MARS Method Accelerates Autoregressive Model Generation Speeds
- •MARS enables autoregressive models to predict multiple tokens simultaneously without architectural changes.
- •Method achieves 1.5-1.7x throughput improvements while maintaining baseline-level prediction accuracy.
- •Real-time speed control allows dynamic adjustment via confidence thresholds during inference.
The challenge of generating text with autoregressive language models—those that predict the next word in a sequence one step at a time—has long been a bottleneck for deployment. While these models are powerful, their 'one-token-at-a-time' nature limits their speed, creating latency issues when users expect instantaneous responses. Researchers from Nanyang Technological University have introduced MARS (Mask AutoRegression), a new fine-tuning method designed to bypass this limitation by training models to predict multiple tokens within a single computational pass.
What sets MARS apart from previous efforts like speculative decoding or multi-head architectures is its simplicity. Unlike existing methods that often require separate draft models or additional architectural layers, MARS functions as a lightweight fine-tuning step. It requires no changes to the underlying model structure and introduces no extra parameters, making it highly compatible with existing checkpoints.
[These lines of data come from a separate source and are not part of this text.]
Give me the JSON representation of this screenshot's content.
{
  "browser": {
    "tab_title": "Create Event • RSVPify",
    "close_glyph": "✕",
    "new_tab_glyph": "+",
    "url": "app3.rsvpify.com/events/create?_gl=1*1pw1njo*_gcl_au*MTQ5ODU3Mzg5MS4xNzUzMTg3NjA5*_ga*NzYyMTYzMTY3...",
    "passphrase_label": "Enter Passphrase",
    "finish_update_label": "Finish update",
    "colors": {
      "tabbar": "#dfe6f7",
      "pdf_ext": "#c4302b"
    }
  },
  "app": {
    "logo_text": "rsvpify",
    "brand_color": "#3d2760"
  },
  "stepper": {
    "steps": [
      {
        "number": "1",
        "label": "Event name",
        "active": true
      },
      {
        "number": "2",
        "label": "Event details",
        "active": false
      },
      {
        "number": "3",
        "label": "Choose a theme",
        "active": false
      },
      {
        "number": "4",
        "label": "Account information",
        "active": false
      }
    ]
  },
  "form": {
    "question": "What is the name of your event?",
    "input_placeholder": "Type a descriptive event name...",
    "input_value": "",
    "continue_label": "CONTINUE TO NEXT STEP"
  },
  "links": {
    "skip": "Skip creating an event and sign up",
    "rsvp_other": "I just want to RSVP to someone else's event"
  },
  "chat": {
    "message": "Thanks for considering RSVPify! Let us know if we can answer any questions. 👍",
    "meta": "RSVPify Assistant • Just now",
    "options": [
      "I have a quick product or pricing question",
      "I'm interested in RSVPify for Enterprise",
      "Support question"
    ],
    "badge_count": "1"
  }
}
By reusing instruction-tuning data, the researchers have managed to teach models to predict several tokens at once, essentially 'batching' the prediction process while keeping the accuracy of the original model intact.
The performance gains are notable, with the system delivering a 1.5x to 1.7x increase in throughput on standard tasks. Furthermore, the team implemented a block-level KV caching strategy, which allows for even faster processing in batch inference scenarios. This approach, tested on models like Qwen2.5-7B, proves that significant efficiency gains are possible through algorithmic cleverness rather than just throwing more hardware at the problem.
One of the most practical features of MARS is its support for real-time speed adjustment. Using a confidence thresholding mechanism, a serving system can decide on the fly whether to output single tokens or multiple tokens based on current request loads. This acts as a 'latency-quality knob,' allowing system administrators to prioritize speed during peak demand without the need to restart the model or swap it out for a different version. This flexibility represents a significant step forward for developers looking to balance user experience with computational overhead.